Albüm Kritik 1151 (Blood Abscission / II)

Herkese selamlar! Bugün sizlere bir süre önce keşfettiğim ve sonunda yazmak için klavyenin başına oturabildiğim bir gruptan ve o grubun bu yıl çıkan albümünden bahsedeceğim. Nereli olduğunu bulamadığım, daha doğrusu grup hakkında neredeyse bilgi bulamadığımı önceden söylemek istiyorum. “Blood Abscission”, “Astor Solis” adında bir arkadaşın tek başına yürüttüğü bir Atmospheric Black Metal projesidir. 2023 yılında ilk albümü olan “I”i yayınlamış Blood Abscission. Bu yıl ise “II” adlı albümünü yayınladı. Grubu Spotify’da keşfetmiştim. Özellikle bir ara 2025 yılında çıkan Black Metal albümlerini keşfetmem gerekiyordu. Pek denk gelemiyordum. O sırada Blood Abscission’a dekn gelmiş ve listeme almıştım. Grubu keşfettiğim için gerçekten çok mutluyum. Atmospheric Black Metal dinlemeyi genelde seven biri olarak ve hatta çok iyisine denk geldiğimde de keyfime diyecek olmayan birisi olarak Blood Abscission’ın II albümünde ortaya koymuş olduğu şeyi çok sevdim. Uzun zaman sonra belki de böylesine güçlü bir Atmospheric Black Metal albümü dinliyorum. Şimdi gelelim bu albüm neden beni böyle etkiledi biraz ondan bahsedeyim sizlere.
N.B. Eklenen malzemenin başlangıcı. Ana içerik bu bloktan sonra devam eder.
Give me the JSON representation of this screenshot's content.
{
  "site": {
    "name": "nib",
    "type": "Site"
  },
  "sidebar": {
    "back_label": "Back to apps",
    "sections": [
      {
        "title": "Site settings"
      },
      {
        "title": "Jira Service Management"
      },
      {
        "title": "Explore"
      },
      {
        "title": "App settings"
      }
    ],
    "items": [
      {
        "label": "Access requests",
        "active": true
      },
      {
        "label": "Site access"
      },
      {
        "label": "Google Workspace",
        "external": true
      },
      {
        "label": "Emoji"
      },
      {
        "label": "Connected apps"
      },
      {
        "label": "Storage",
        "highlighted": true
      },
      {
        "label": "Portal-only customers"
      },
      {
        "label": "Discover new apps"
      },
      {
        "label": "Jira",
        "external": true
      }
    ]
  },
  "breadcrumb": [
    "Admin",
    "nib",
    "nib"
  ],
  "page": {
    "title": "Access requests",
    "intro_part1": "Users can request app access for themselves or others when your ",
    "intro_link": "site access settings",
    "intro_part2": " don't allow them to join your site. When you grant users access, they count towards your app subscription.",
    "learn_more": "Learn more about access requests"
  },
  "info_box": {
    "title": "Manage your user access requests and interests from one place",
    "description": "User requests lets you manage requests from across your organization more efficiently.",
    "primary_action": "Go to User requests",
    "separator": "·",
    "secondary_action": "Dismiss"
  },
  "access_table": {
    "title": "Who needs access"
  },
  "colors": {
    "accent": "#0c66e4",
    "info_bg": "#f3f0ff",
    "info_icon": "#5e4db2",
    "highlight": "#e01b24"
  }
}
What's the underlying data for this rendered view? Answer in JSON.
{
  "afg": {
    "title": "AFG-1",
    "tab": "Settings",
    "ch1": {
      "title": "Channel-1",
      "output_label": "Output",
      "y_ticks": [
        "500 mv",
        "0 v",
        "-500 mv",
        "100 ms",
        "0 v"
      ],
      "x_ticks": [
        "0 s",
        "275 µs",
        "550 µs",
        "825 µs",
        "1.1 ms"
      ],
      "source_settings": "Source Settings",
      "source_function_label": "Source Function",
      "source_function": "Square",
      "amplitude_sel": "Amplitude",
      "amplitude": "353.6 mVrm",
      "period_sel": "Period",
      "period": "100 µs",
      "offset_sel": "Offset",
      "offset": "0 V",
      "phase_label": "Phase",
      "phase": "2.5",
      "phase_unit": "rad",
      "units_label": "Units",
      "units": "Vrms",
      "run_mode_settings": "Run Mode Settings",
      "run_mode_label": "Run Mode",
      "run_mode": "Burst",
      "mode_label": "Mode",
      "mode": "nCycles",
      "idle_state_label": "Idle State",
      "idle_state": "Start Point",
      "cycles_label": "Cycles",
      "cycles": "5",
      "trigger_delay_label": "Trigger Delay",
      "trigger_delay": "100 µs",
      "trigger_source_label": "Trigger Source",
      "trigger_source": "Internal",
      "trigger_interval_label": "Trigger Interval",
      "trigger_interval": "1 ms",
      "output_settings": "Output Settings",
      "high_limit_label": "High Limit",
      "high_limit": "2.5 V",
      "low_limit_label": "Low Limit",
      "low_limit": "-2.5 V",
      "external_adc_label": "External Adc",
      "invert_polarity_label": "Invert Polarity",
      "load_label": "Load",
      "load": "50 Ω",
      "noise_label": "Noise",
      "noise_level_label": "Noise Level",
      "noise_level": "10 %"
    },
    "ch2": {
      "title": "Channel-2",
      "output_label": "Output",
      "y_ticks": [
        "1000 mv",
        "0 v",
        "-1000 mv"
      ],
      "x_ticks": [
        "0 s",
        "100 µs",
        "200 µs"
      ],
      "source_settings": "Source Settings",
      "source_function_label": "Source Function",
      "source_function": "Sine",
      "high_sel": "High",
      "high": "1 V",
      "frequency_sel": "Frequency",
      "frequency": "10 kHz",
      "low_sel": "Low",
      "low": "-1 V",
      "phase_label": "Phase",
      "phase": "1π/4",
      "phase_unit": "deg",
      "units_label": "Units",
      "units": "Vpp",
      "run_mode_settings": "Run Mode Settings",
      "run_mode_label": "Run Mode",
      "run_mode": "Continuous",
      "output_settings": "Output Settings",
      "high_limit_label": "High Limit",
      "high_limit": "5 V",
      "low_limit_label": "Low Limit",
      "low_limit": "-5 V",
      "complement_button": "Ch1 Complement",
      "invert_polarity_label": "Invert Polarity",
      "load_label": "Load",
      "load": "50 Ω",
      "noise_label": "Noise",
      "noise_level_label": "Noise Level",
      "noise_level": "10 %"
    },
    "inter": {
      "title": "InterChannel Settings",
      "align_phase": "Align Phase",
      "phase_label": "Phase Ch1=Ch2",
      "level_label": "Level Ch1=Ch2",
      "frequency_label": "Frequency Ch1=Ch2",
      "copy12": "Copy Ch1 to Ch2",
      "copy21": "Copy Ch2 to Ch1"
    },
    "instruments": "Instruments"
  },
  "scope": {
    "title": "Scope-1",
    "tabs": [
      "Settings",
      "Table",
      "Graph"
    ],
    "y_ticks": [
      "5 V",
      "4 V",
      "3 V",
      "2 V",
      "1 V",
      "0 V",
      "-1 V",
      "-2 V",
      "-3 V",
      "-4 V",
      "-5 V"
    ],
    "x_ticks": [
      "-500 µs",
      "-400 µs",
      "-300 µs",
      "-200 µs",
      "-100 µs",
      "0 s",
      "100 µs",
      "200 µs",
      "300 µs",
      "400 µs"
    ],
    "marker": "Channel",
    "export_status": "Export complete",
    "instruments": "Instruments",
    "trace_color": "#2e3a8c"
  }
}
Öncelikle albümü dinlediğiniz zaman belki de diğer Atmospheric Black Metal albümlerinden çok da farklı bir şey duymadığınızı düşüneceksinizdir. Ben de şahsen albümü ilk dinlediğimde böyle hissetmiştim. Fakat bu albümü tek bir kere dinleyip karar vermek istemedim. Siteye yazana kadar olabildiğince zaman geçirmek istedim ve bugüne kadar 4 kere baştan sona kadar dinlemiş oldum. Her dinlediğimde albümün değerini ve sunduklarını çok daha iyi kavramış oldum. Öncelikle bu albüm bir Atmospheric Black Metal albümü olmasına rağmen sırtını atmosferik öğelerin görkemine yaslamamış. Onun yerine iyi yazılmış gitar riffleri ve melodik partisyonlar ile bir sentez oluşturuyor. Bu yüzden de Black Metal’in o niş tarafını dinlemeye başlıyorsunuz. Özellikle şarkılardaki duyguları hem sertlik hem de melodik estetikle verme işini çok iyi bir şekilde yapıyor Blood Abscission. Albümün açılış şarkısı “II-I”i dinlerken “Mgła” tarzı bir düzlemde yazılmış bir şarkı olduğunu fark ettim. Şarkıların barındırdığı o duygusal yoğunluğu çok iyi bir şekilde dinleyiciye aktarabilmiş Solis. Albümde duyduğumuz her şeyi bu arkadaş çalıyor ve şarkıları da yine bu adam söylüyor. Bu zaten çok kıymetli bir şey. Fakat bunu da oldukça görkemli bir şekilde yaptığı için bu kıymet katlanarak büyüyor. Atmosferik öğeler de albümün genelinde çok net ve iyi bir şekilde yedirilmiş. Dediğim gibi öyle sadece ambiyansa yüklenilip, klavyenin içinden çıkan tınılarla görkemli bir albüm yapma düşüncesinde olmamış Solis. Bunun yerine elinden geleni ardına koymamış ve şahane şarkı yazımları ile albümü çok iyi bir noktaya koymuş. Prodüksiyon konusunda da en ufak bir şikâyetim olmadı. Bu yüzden de her şeyi çok güzel bir şekilde dinledim. İki şarkı hariç diğer şarkılar uzun süreye sahip. Albümde 5 şarkı bulunuyor ve bu 5 şarkının toplam süresi yaklaşık 42 dakika kadar.


Bu yıl gerçekten de çok güzel albümler dinliyorum ve çok güzel gruplar keşfediyorum. Blood Abscission da keşfettiğim bu güzel gruplar arasındaki yerini aldı. Gizemini koruyan bir proje olsa da bence dikkatlerin üzerine çekilmesi gereken bir solo-grup projesi olduğu da aşikâr. II albümünü zevkle dinledim. Çok zaman geçirmeden ilk albümü de dinleyeceğim. Sizlere de kesinlikle tavsiye edeceğim bir albüm oldu II. Bir sonraki yazıda görüşmek üzere, hoşça kalın!